Even now, a week later, it's nearly impossible for me to separate what I was witnessing on a flight back from San Francisco at five in the morning, while listening to this Night Beds session again and again, getting lost in Winston Yellen's incredible craftsmanship. It was a compact cabin, with very little room to yourself. Everyone was right on top of everyone else. You could read the crossword puzzle clues that the person in front of you, across the aisle was working on. We were that close, but that's nothing new. Given the recognition of such constraints and the complete lack of privacy, it makes what the older lady in front of and across the aisle from me was doing all that more remarkable and, in effect, heartbreaking. Prior to takeoff, I noticed her for her big-framed Dolce & Gabbana sunglasses (that she would wind up keeping on the entire flight into Denver) and for her far-too-loud comments about the oversized bag of a person attempting to stuff it into the overhead compartment. She commented that everyone should be forced to check their bags and no one paid her much mind. It wasn't all that much later that it seemed evident that she was likely unhappy about something else a little more important in her life and the luggage quip was simply a defense mechanism.

After reaching our cruising altitude, she pulled out a piece of paper and began working on a draft of a letter that - for the duration of the two hour flight - went through more than a half a dozen revisions and we're just talking about the first three lines of said note. It was the kind of letter that a teenage girl would write to a teenage boy after a two-month romance fizzled out, likely with the teenage boy doing what teenage boys do - lose interest and get a hard-on for another cute girl in his school.
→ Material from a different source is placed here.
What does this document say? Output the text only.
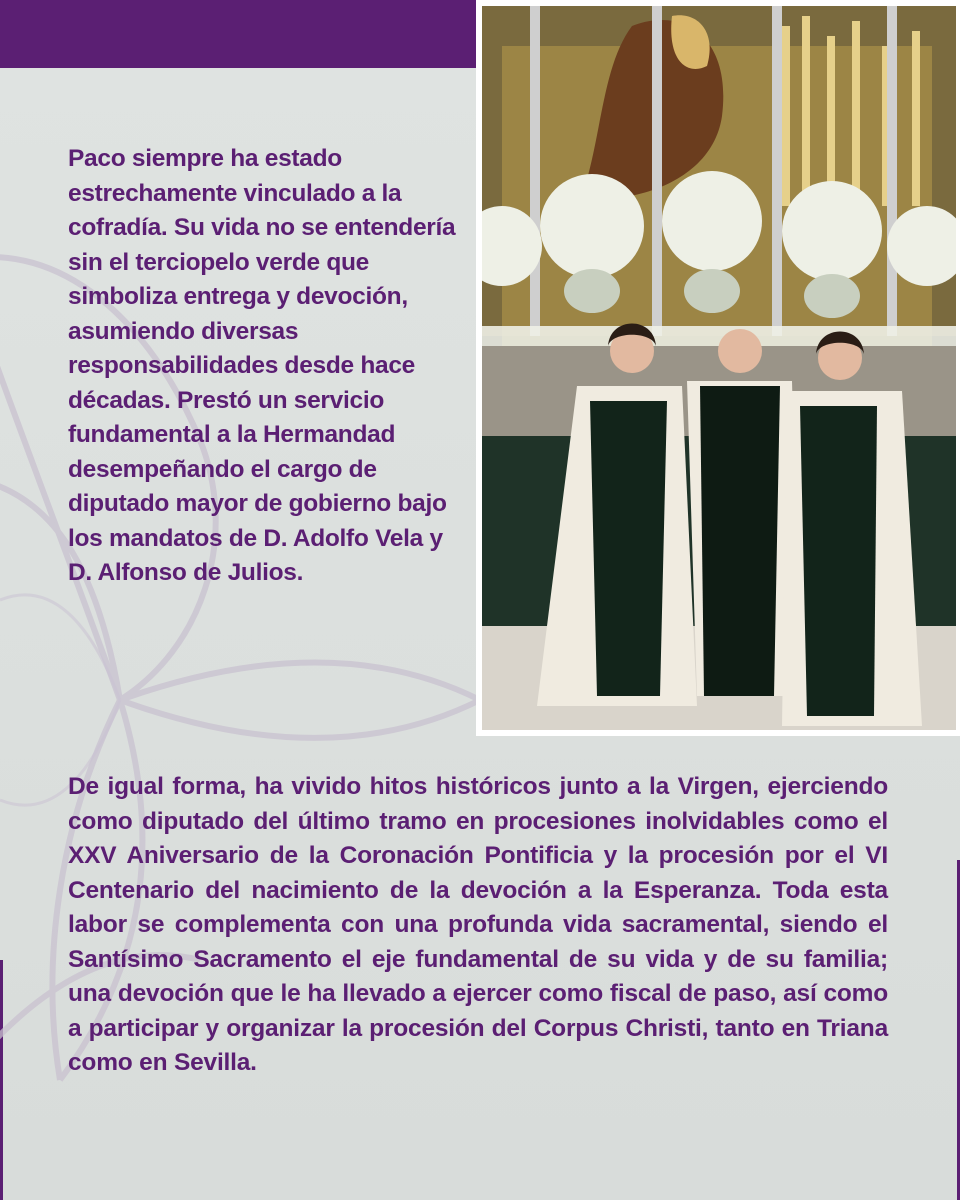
Paco siempre ha estado estrechamente vinculado a la cofradía. Su vida no se entendería sin el terciopelo verde que simboliza entrega y devoción, asumiendo diversas responsabilidades desde hace décadas. Prestó un servicio fundamental a la Hermandad desempeñando el cargo de diputado mayor de gobierno bajo los mandatos de D. Adolfo Vela y D. Alfonso de Julios.

De igual forma, ha vivido hitos históricos junto a la Virgen, ejerciendo como diputado del último tramo en procesiones inolvidables como el XXV Aniversario de la Coronación Pontificia y la procesión por el VI Centenario del nacimiento de la devoción a la Esperanza. Toda esta labor se complementa con una profunda vida sacramental, siendo el Santísimo Sacramento el eje fundamental de su vida y de su familia; una devoción que le ha llevado a ejercer como fiscal de paso, así como a participar y organizar la procesión del Corpus Christi, tanto en Triana como en Sevilla.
This woman was at least in her late 60s, more likely early 70s, and she was pouring herself out, or trying to. Sadly, it just seemed like there wasn't much there to pour out. What she wound up with was, "It was all so great and special until that fatal day you decided to throw it all away. I hope it was all worth it for you. You are free to fly." She continued with a few lines that rhymed and in between every few words, she'd hold the paper off to the side and stare out the window of the plane, thinking about the horrible betrayal that she must have just gone through. It was something to witness and it made me stop and think that - even at that age, when you'd think one could be over all of the needless peculiarities of love and its survival or death - here was a woman still so enamored with the belief in perfect love and still out there getting punched in the gut. Her story still has not ended with the soul mate.

Watching her drama play out - while listening to the gorgeous words and music of Yellen and his Nashville band - made it hard to write about them, if only because there was so much sparkly dusted hope in it. They, like this old woman, believe that there's a good way for it all the play out and they've had some dress rehearsals. They wonder about the growing old part and about who might die first. Yellen sings, "Would you bury my bones by the garden gate," and it seems all so pleasant, even if it might not be. At least one can imagine that there will be that best friend/love of one's life there to put you into the ground when you've passed. It's a mild comfort, even in the greater sadness that you've created, even in the greater sadness that they sometimes create. It's better off to be young and believing, having the light break kindly on your face, than to be in this old woman's place.